E le sue radici umili cosa le hanno lasciato?
«Vengo da una famiglia operaia, profondamente cattolica, di origine italiana. L’America è stata razzista con i primi immigrati. Conosco bene la lotta di classe di quella gente, la applico nel mio lavoro. Sono insieme con Javier Bardem produttore esecutivo di Tutto quello che resta di te, il film giordano di Cherien Dabis candidato agli Oscar, la storia di una famiglia palestinese attraverso tre generazioni sui temi di memoria, perdita, resilienza. Non c’è maggior conflitto che perdere i propri diritti come esseri umani».
Ma cosa restare aggrappati alla propria identità se una parte del mondo sta cercando di cancellarti?
«Questa è la domanda che pone il film. Il cinema è specchio e ponte, non solo intrattenimento.
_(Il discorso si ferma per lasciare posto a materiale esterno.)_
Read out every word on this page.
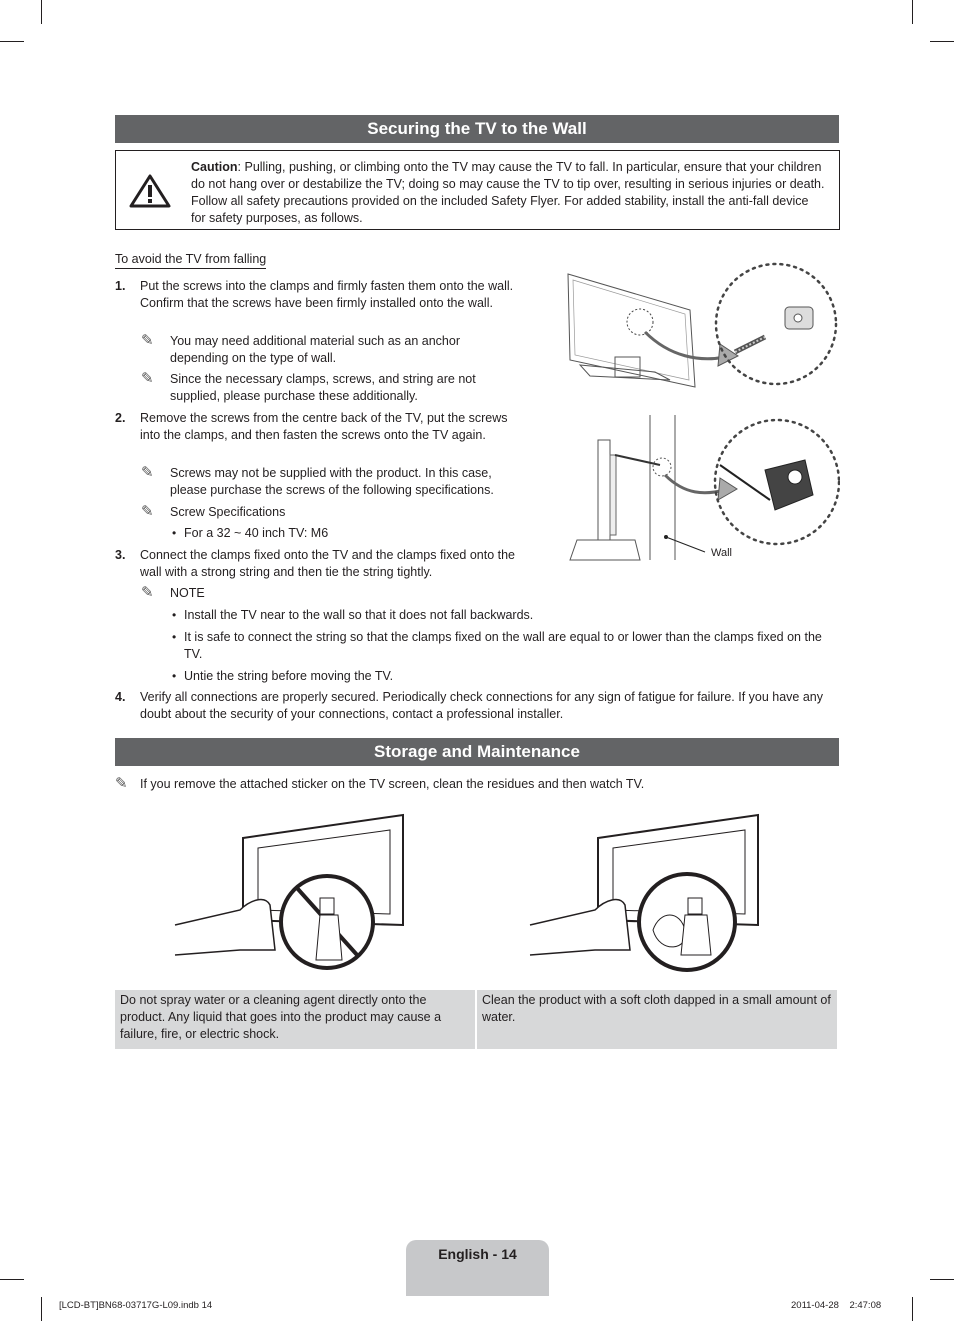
Securing the TV to the Wall
Caution: Pulling, pushing, or climbing onto the TV may cause the TV to fall. In particular, ensure that your children do not hang over or destabilize the TV; doing so may cause the TV to tip over, resulting in serious injuries or death. Follow all safety precautions provided on the included Safety Flyer. For added stability, install the anti-fall device for safety purposes, as follows.
To avoid the TV from falling
1. Put the screws into the clamps and firmly fasten them onto the wall. Confirm that the screws have been firmly installed onto the wall.
✎ You may need additional material such as an anchor depending on the type of wall.
✎ Since the necessary clamps, screws, and string are not supplied, please purchase these additionally.
2. Remove the screws from the centre back of the TV, put the screws into the clamps, and then fasten the screws onto the TV again.
✎ Screws may not be supplied with the product. In this case, please purchase the screws of the following specifications.
✎ Screw Specifications
• For a 32 ~ 40 inch TV: M6
3. Connect the clamps fixed onto the TV and the clamps fixed onto the wall with a strong string and then tie the string tightly.
✎ NOTE
• Install the TV near to the wall so that it does not fall backwards.
• It is safe to connect the string so that the clamps fixed on the wall are equal to or lower than the clamps fixed on the TV.
• Untie the string before moving the TV.
4. Verify all connections are properly secured. Periodically check connections for any sign of fatigue for failure. If you have any doubt about the security of your connections, contact a professional installer.
Wall
Storage and Maintenance
✎ If you remove the attached sticker on the TV screen, clean the residues and then watch TV.
Do not spray water or a cleaning agent directly onto the product. Any liquid that goes into the product may cause a failure, fire, or electric shock.
Clean the product with a soft cloth dapped in a small amount of water.
English - 14
[LCD-BT]BN68-03717G-L09.indb 14	2011-04-28    2:47:08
Agli studenti del Lazio abbiamo chiesto di rimanere aperti, l’umanità ha bisogno di freschezza».
Avete avuto difficoltà a girarlo?
«Nel famoso 7 ottobre la troupe girava a Gaza. Sono stati costretti a ricreare tutto, tranne i protagonisti, in Egitto. Purtroppo nel mio paese una sorta di censura non mi consente di portare questo film nelle scuole. In Italia avete meno paura di noi. Trump sta portando il mondo a una guerra globale, illegale. E le persone lo sanno».